All writers work differently. Some are heavily into outlining and plotting; others are completely the opposite and dive in with only the vaguest of ideas of where their story might go (or so they claim). I’m somewhere in the middle.
I’ve talked in previous posts about my process for character development but with most of the cast assembled, the story-telling must begin.
After coming up with the initial idea for a story, I won’t start writing until I have a general idea of the plot: the beginning, a bit of the middle and the end, along with an idea of how that ending will lead into the next book in a series. I’m not a fan of making notes or doing extensive drafting, so all the planning goes on in my mind and through brain storming sessions. Basically, it’s all in my head.
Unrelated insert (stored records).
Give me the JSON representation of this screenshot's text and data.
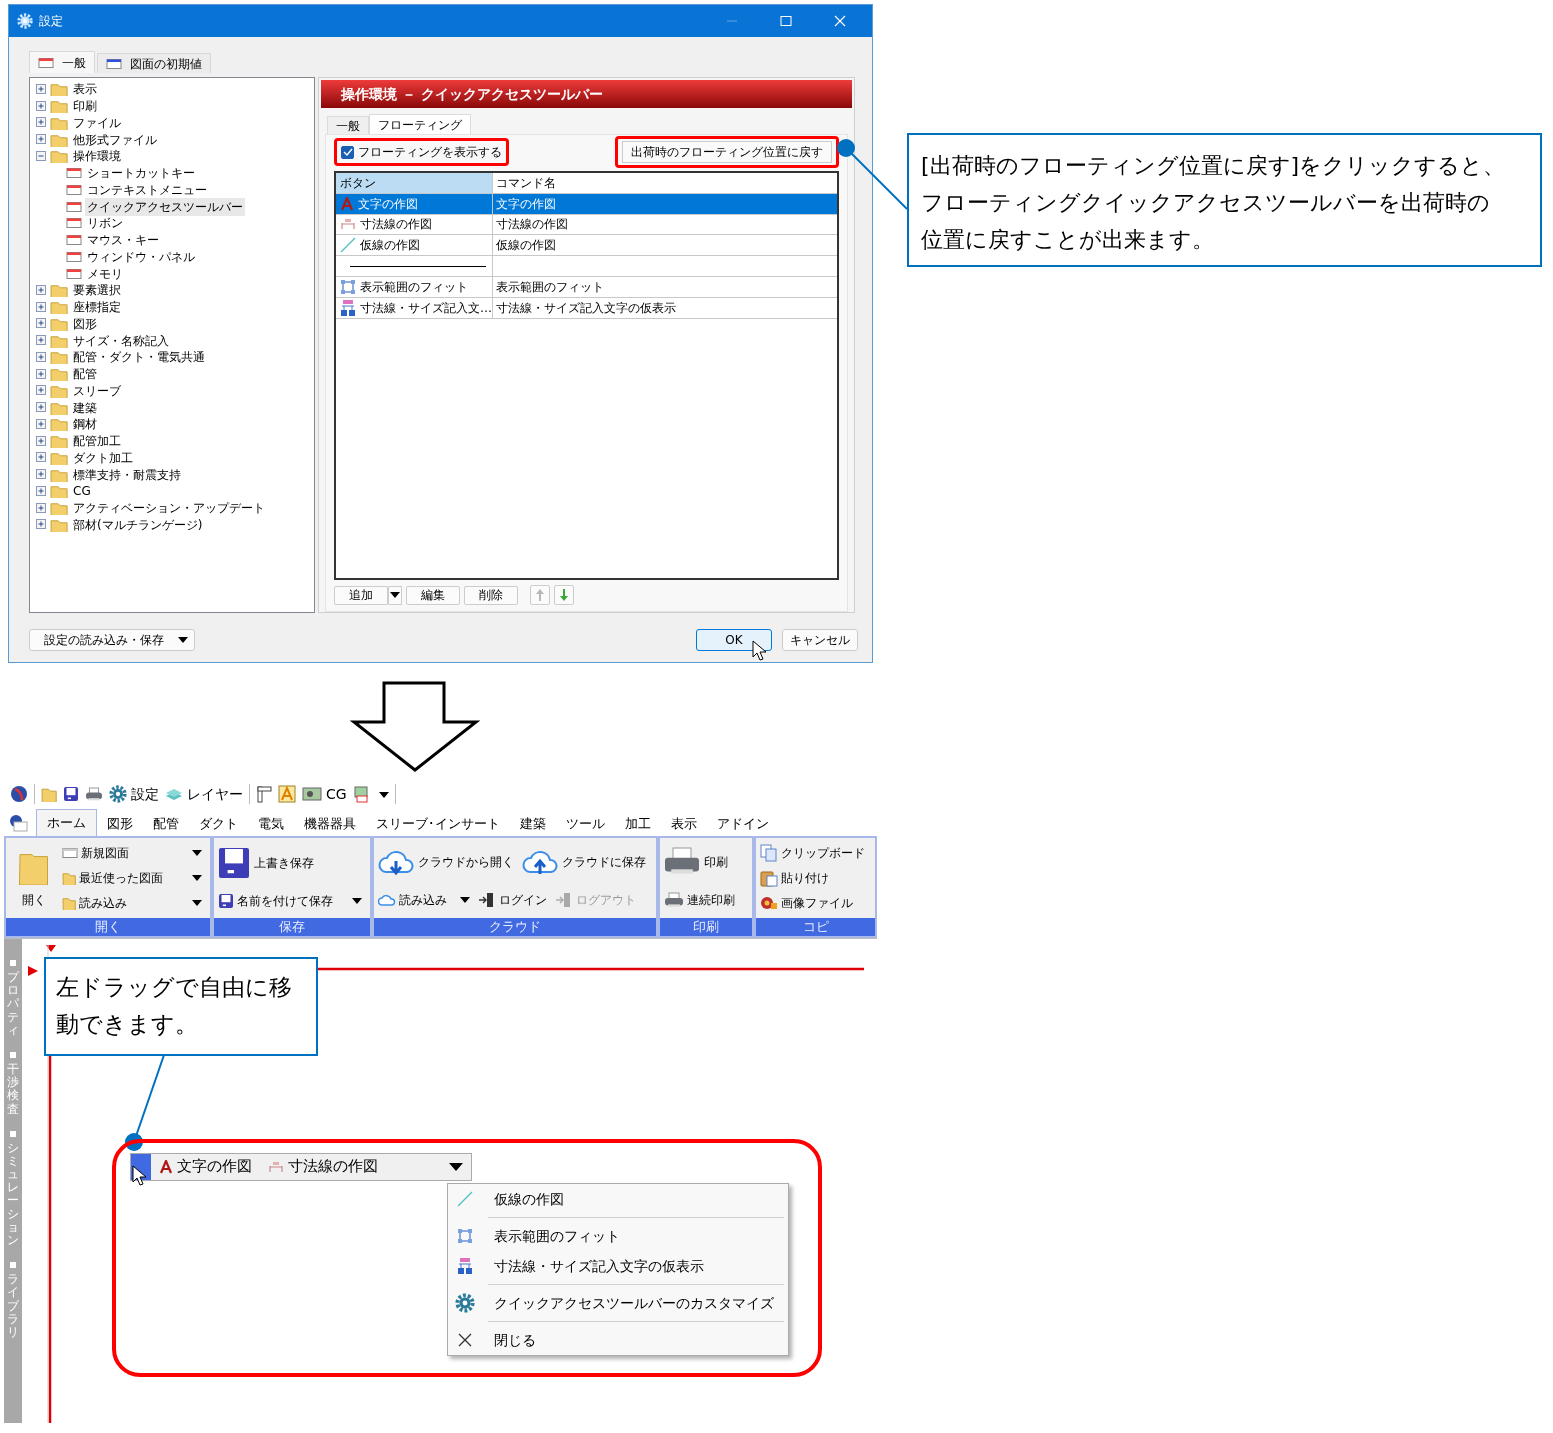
{
  "dialog": {
    "title": "設定",
    "tabs": [
      {
        "label": "一般",
        "selected": true
      },
      {
        "label": "図面の初期値",
        "selected": false
      }
    ],
    "tree": [
      {
        "label": "表示",
        "kind": "folder",
        "expanded": false,
        "selected": false
      },
      {
        "label": "印刷",
        "kind": "folder",
        "expanded": false,
        "selected": false
      },
      {
        "label": "ファイル",
        "kind": "folder",
        "expanded": false,
        "selected": false
      },
      {
        "label": "他形式ファイル",
        "kind": "folder",
        "expanded": false,
        "selected": false
      },
      {
        "label": "操作環境",
        "kind": "folder",
        "expanded": true,
        "selected": false,
        "children": [
          {
            "label": "ショートカットキー",
            "kind": "page",
            "selected": false
          },
          {
            "label": "コンテキストメニュー",
            "kind": "page",
            "selected": false
          },
          {
            "label": "クイックアクセスツールバー",
            "kind": "page",
            "selected": true
          },
          {
            "label": "リボン",
            "kind": "page",
            "selected": false
          },
          {
            "label": "マウス・キー",
            "kind": "page",
            "selected": false
          },
          {
            "label": "ウィンドウ・パネル",
            "kind": "page",
            "selected": false
          },
          {
            "label": "メモリ",
            "kind": "page",
            "selected": false
          }
        ]
      },
      {
        "label": "要素選択",
        "kind": "folder",
        "expanded": false,
        "selected": false
      },
      {
        "label": "座標指定",
        "kind": "folder",
        "expanded": false,
        "selected": false
      },
      {
        "label": "図形",
        "kind": "folder",
        "expanded": false,
        "selected": false
      },
      {
        "label": "サイズ・名称記入",
        "kind": "folder",
        "expanded": false,
        "selected": false
      },
      {
        "label": "配管・ダクト・電気共通",
        "kind": "folder",
        "expanded": false,
        "selected": false
      },
      {
        "label": "配管",
        "kind": "folder",
        "expanded": false,
        "selected": false
      },
      {
        "label": "スリーブ",
        "kind": "folder",
        "expanded": false,
        "selected": false
      },
      {
        "label": "建築",
        "kind": "folder",
        "expanded": false,
        "selected": false
      },
      {
        "label": "鋼材",
        "kind": "folder",
        "expanded": false,
        "selected": false
      },
      {
        "label": "配管加工",
        "kind": "folder",
        "expanded": false,
        "selected": false
      },
      {
        "label": "ダクト加工",
        "kind": "folder",
        "expanded": false,
        "selected": false
      },
      {
        "label": "標準支持・耐震支持",
        "kind": "folder",
        "expanded": false,
        "selected": false
      },
      {
        "label": "CG",
        "kind": "folder",
        "expanded": false,
        "selected": false
      },
      {
        "label": "アクティベーション・アップデート",
        "kind": "folder",
        "expanded": false,
        "selected": false
      },
      {
        "label": "部材(マルチランゲージ)",
        "kind": "folder",
        "expanded": false,
        "selected": false
      }
    ],
    "panel_title": "操作環境 － クイックアクセスツールバー",
    "subtabs": [
      {
        "label": "一般",
        "selected": false
      },
      {
        "label": "フローティング",
        "selected": true
      }
    ],
    "show_floating": {
      "label": "フローティングを表示する",
      "checked": true
    },
    "reset_button": "出荷時のフローティング位置に戻す",
    "table": {
      "columns": [
        "ボタン",
        "コマンド名"
      ],
      "rows": [
        {
          "kind": "text",
          "button": "文字の作図",
          "command": "文字の作図",
          "selected": true
        },
        {
          "kind": "dimension",
          "button": "寸法線の作図",
          "command": "寸法線の作図",
          "selected": false
        },
        {
          "kind": "line",
          "button": "仮線の作図",
          "command": "仮線の作図",
          "selected": false
        },
        {
          "kind": "separator",
          "selected": false
        },
        {
          "kind": "fit",
          "button": "表示範囲のフィット",
          "command": "表示範囲のフィット",
          "selected": false
        },
        {
          "kind": "dimtext",
          "button": "寸法線・サイズ記入文…",
          "command": "寸法線・サイズ記入文字の仮表示",
          "selected": false
        }
      ]
    },
    "list_buttons": [
      "追加",
      "編集",
      "削除"
    ],
    "load_save": "設定の読み込み・保存",
    "buttons": [
      {
        "label": "OK",
        "focused": true
      },
      {
        "label": "キャンセル",
        "focused": false
      }
    ]
  },
  "top_callout": {
    "lines": [
      "[出荷時のフローティング位置に戻す]をクリックすると、",
      "フローティングクイックアクセスツールバーを出荷時の",
      "位置に戻すことが出来ます。"
    ]
  },
  "app": {
    "quick_access": [
      "設定",
      "レイヤー",
      "CG"
    ],
    "ribbon_tabs": [
      {
        "label": "ホーム",
        "selected": true
      },
      {
        "label": "図形",
        "selected": false
      },
      {
        "label": "配管",
        "selected": false
      },
      {
        "label": "ダクト",
        "selected": false
      },
      {
        "label": "電気",
        "selected": false
      },
      {
        "label": "機器器具",
        "selected": false
      },
      {
        "label": "スリーブ･インサート",
        "selected": false
      },
      {
        "label": "建築",
        "selected": false
      },
      {
        "label": "ツール",
        "selected": false
      },
      {
        "label": "加工",
        "selected": false
      },
      {
        "label": "表示",
        "selected": false
      },
      {
        "label": "アドイン",
        "selected": false
      }
    ],
    "groups": [
      {
        "label": "開く",
        "tall": {
          "label": "開く"
        },
        "small_items": [
          {
            "label": "新規図面",
            "dropdown": true,
            "disabled": false
          },
          {
            "label": "最近使った図面",
            "dropdown": true,
            "disabled": false
          },
          {
            "label": "読み込み",
            "dropdown": true,
            "disabled": false
          }
        ]
      },
      {
        "label": "保存",
        "large_items": [
          {
            "label": "上書き保存",
            "dropdown": false,
            "disabled": false
          }
        ],
        "small_items": [
          {
            "label": "名前を付けて保存",
            "dropdown": true,
            "disabled": false
          }
        ]
      },
      {
        "label": "クラウド",
        "large_items": [
          {
            "label": "クラウドから開く",
            "dropdown": false,
            "disabled": false
          },
          {
            "label": "クラウドに保存",
            "dropdown": false,
            "disabled": false
          }
        ],
        "small_items": [
          {
            "label": "読み込み",
            "dropdown": true,
            "disabled": false
          },
          {
            "label": "ログイン",
            "dropdown": false,
            "disabled": false
          },
          {
            "label": "ログアウト",
            "dropdown": false,
            "disabled": true
          }
        ]
      },
      {
        "label": "印刷",
        "large_items": [
          {
            "label": "印刷",
            "dropdown": false,
            "disabled": false
          }
        ],
        "small_items": [
          {
            "label": "連続印刷",
            "dropdown": false,
            "disabled": false
          }
        ]
      },
      {
        "label": "コピ",
        "small_items": [
          {
            "label": "クリップボード",
            "dropdown": false,
            "disabled": false
          },
          {
            "label": "貼り付け",
            "dropdown": false,
            "disabled": false
          },
          {
            "label": "画像ファイル",
            "dropdown": false,
            "disabled": false
          }
        ]
      }
    ],
    "side_tabs": [
      "プロパティ",
      "干渉検査",
      "シミュレーション",
      "ライブラリ"
    ],
    "callout": {
      "lines": [
        "左ドラッグで自由に移",
        "動できます。"
      ]
    },
    "floating_bar": [
      "文字の作図",
      "寸法線の作図"
    ],
    "menu": [
      {
        "kind": "item",
        "label": "仮線の作図"
      },
      {
        "kind": "separator"
      },
      {
        "kind": "item",
        "label": "表示範囲のフィット"
      },
      {
        "kind": "item",
        "label": "寸法線・サイズ記入文字の仮表示"
      },
      {
        "kind": "separator"
      },
      {
        "kind": "item",
        "label": "クイックアクセスツールバーのカスタマイズ"
      },
      {
        "kind": "separator"
      },
      {
        "kind": "item",
        "label": "閉じる"
      }
    ]
  }
}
I recall when I was in 8th Grade, our English teacher introduced us to mind mapping. She had us write a story but we had to mind map it first. Now, as far as I can recall, our periods were about half an hour long, so I knew I couldn’t really devote the time I would’ve liked to the story. While working on the mind map, I began to panic a bit thinking that this planning process was taking too long and I still had to write the story, so I wrote some brief ideas before diving into the story. As I was writing, I began having more ideas that weren’t in the mind map (of course the teacher had failed to mention it was ok for that to happen) so I quickly added those ideas to the mind map to make it look like I’d had those ideas the whole time. In short, it was that experience that completely turned me against the idea of plotting and outlining my stories.
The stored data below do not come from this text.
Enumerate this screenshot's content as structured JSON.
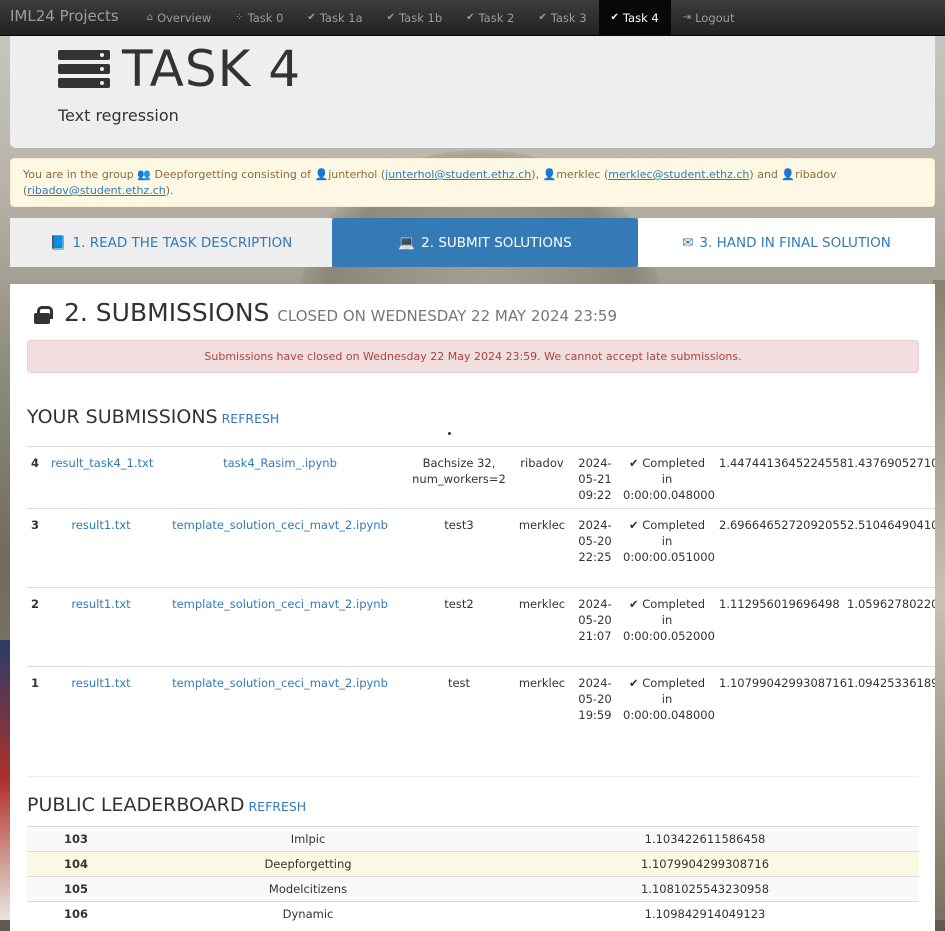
{
  "navbar": {
    "brand": "IML24 Projects",
    "items": [
      {
        "icon": "home-icon",
        "glyph": "⌂",
        "label": "Overview"
      },
      {
        "icon": "spinner-icon",
        "glyph": "⁘",
        "label": "Task 0"
      },
      {
        "icon": "check-icon",
        "glyph": "✔",
        "label": "Task 1a"
      },
      {
        "icon": "check-icon",
        "glyph": "✔",
        "label": "Task 1b"
      },
      {
        "icon": "check-icon",
        "glyph": "✔",
        "label": "Task 2"
      },
      {
        "icon": "check-icon",
        "glyph": "✔",
        "label": "Task 3"
      },
      {
        "icon": "check-icon",
        "glyph": "✔",
        "label": "Task 4"
      },
      {
        "icon": "logout-icon",
        "glyph": "⇥",
        "label": "Logout"
      }
    ],
    "active": "Task 4"
  },
  "header": {
    "title": "TASK 4",
    "subtitle": "Text regression"
  },
  "group": {
    "intro": "You are in the group",
    "group_name": "Deepforgetting",
    "consisting": "consisting of",
    "m1": "junterhol",
    "m1_email": "junterhol@student.ethz.ch",
    "m2": "merklec",
    "m2_email": "merklec@student.ethz.ch",
    "and": "and",
    "m3": "ribadov",
    "m3_email": "ribadov@student.ethz.ch"
  },
  "tabs": [
    "1. READ THE TASK DESCRIPTION",
    "2. SUBMIT SOLUTIONS",
    "3. HAND IN FINAL SOLUTION"
  ],
  "submissions": {
    "title": "2. SUBMISSIONS",
    "closed": "CLOSED ON WEDNESDAY 22 MAY 2024 23:59",
    "alert": "Submissions have closed on Wednesday 22 May 2024 23:59. We cannot accept late submissions."
  },
  "your_subs": {
    "title": "YOUR SUBMISSIONS",
    "refresh": "REFRESH",
    "rows": [
      {
        "num": "4",
        "result": "result_task4_1.txt",
        "notebook": "task4_Rasim_.ipynb",
        "comment": "Bachsize 32, num_workers=2",
        "user": "ribadov",
        "date": "2024-05-21 09:22",
        "status": "Completed in 0:00:00.048000",
        "s1": "1.4474413645224558",
        "s2": "1.43769052710"
      },
      {
        "num": "3",
        "result": "result1.txt",
        "notebook": "template_solution_ceci_mavt_2.ipynb",
        "comment": "test3",
        "user": "merklec",
        "date": "2024-05-20 22:25",
        "status": "Completed in 0:00:00.051000",
        "s1": "2.6966465272092055",
        "s2": "2.51046490410"
      },
      {
        "num": "2",
        "result": "result1.txt",
        "notebook": "template_solution_ceci_mavt_2.ipynb",
        "comment": "test2",
        "user": "merklec",
        "date": "2024-05-20 21:07",
        "status": "Completed in 0:00:00.052000",
        "s1": "1.112956019696498",
        "s2": "1.05962780220"
      },
      {
        "num": "1",
        "result": "result1.txt",
        "notebook": "template_solution_ceci_mavt_2.ipynb",
        "comment": "test",
        "user": "merklec",
        "date": "2024-05-20 19:59",
        "status": "Completed in 0:00:00.048000",
        "s1": "1.1079904299308716",
        "s2": "1.09425336189"
      }
    ]
  },
  "leaderboard": {
    "title": "PUBLIC LEADERBOARD",
    "refresh": "REFRESH",
    "rows": [
      {
        "rank": "103",
        "name": "Imlpic",
        "score": "1.103422611586458"
      },
      {
        "rank": "104",
        "name": "Deepforgetting",
        "score": "1.1079904299308716"
      },
      {
        "rank": "105",
        "name": "Modelcitizens",
        "score": "1.1081025543230958"
      },
      {
        "rank": "106",
        "name": "Dynamic",
        "score": "1.109842914049123"
      }
    ]
  }
}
Once I’ve written the beginning of the opening chapter and the ending of the last chapter, I start writing the rest of the book using everything I’ve planned so far. As I write, new ideas occur and I incorporate these into the unfolding story until the novel is complete.
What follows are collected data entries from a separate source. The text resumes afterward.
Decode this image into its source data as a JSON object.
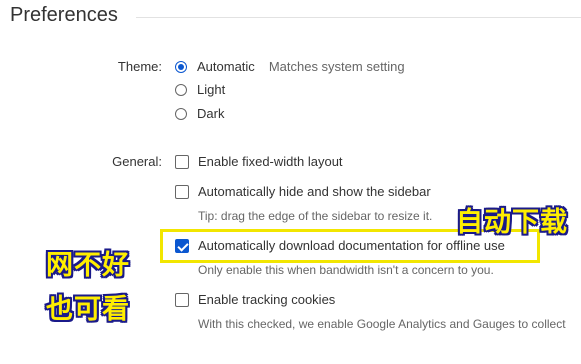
{
  "page": {
    "title": "Preferences"
  },
  "theme": {
    "label": "Theme:",
    "options": [
      {
        "label": "Automatic",
        "note": "Matches system setting",
        "selected": true
      },
      {
        "label": "Light",
        "selected": false
      },
      {
        "label": "Dark",
        "selected": false
      }
    ]
  },
  "general": {
    "label": "General:",
    "items": [
      {
        "label": "Enable fixed-width layout",
        "checked": false
      },
      {
        "label": "Automatically hide and show the sidebar",
        "checked": false,
        "tip": "Tip: drag the edge of the sidebar to resize it."
      },
      {
        "label": "Automatically download documentation for offline use",
        "checked": true,
        "tip": "Only enable this when bandwidth isn't a concern to you."
      },
      {
        "label": "Enable tracking cookies",
        "checked": false,
        "tip": "With this checked, we enable Google Analytics and Gauges to collect"
      }
    ]
  },
  "annotations": {
    "auto_download": "自动下载",
    "line1": "网不好",
    "line2": "也可看",
    "highlight_color": "#f2e600",
    "text_color": "#ffee00"
  },
  "colors": {
    "accent": "#0b57d0"
  }
}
After battling with writer’s block in one of the chapters in my first novel, Fire Angel: Genesis, I learned that there was a way out. I realised that it was okay to set aside the parts with which I was having difficulty and come back to them later. I had issues with the beginning of that first book too, so I decided to jump forward in the story to where I had a clearer idea of how to proceed before eventually returning to the start. This is how I developed my writing process of jumping from one random chapter to the next and then filling in the gaps.